Caused by: java.lang.NoSuchMethodError: sun.misc.Unsafe.monitorEnter(Ljava/lang/Object;)V
at com.alibaba.ververica.cdc.debezium.internal.DebeziumChangeConsumer.handleBatch(DebeziumChangeConsumer.java:118)
at io.debezium.embedded.ConvertingEngineBuilder.lambda$notifying$2(ConvertingEngineBuilder.java:82)
at io.debezium.embedded.EmbeddedEngine.run(EmbeddedEngine.java:812)
at io.debezium.embedded.ConvertingEngineBuilder$2.run(ConvertingEngineBuilder.java:171)
at java.base/java.util.concurrent.ThreadPoolExecutor.runWorker(ThreadPoolExecutor.java:1128)
at java.base/java.util.concurrent.ThreadPoolExecutor$Worker.run(ThreadPoolExecutor.java:628)
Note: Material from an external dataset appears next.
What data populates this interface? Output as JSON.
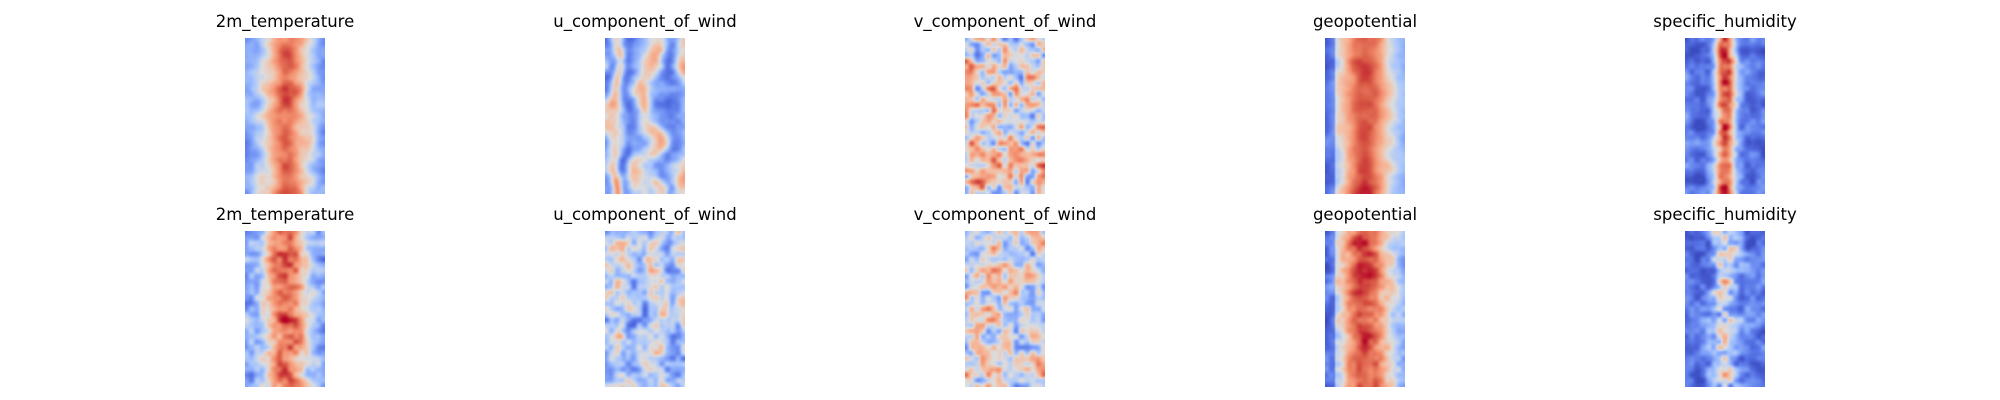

at java.base/java.lang.Thread.run(Thread.java:834)
List JDK's available on your computer
/usr/libexec/java_home -V
Switch to the desired version. For example, to switch to JDK 8:
export JAVA_HOME=`/usr/libexec/java_home -v 1.8`
For 11.0
, switch 1.8
with 11.0
Check your JDK version
java -version
To package your job for submission to a Flink cluster:
./gradlew shadowJar
Then look for the jar to use in the build/libs
folder.
I bootstrapped this project via the template here:
https://ci.apache.org/projects/flink/flink-docs-stable/dev/project-configuration.html#gradle
Feel free to start from scratch and adapt your own.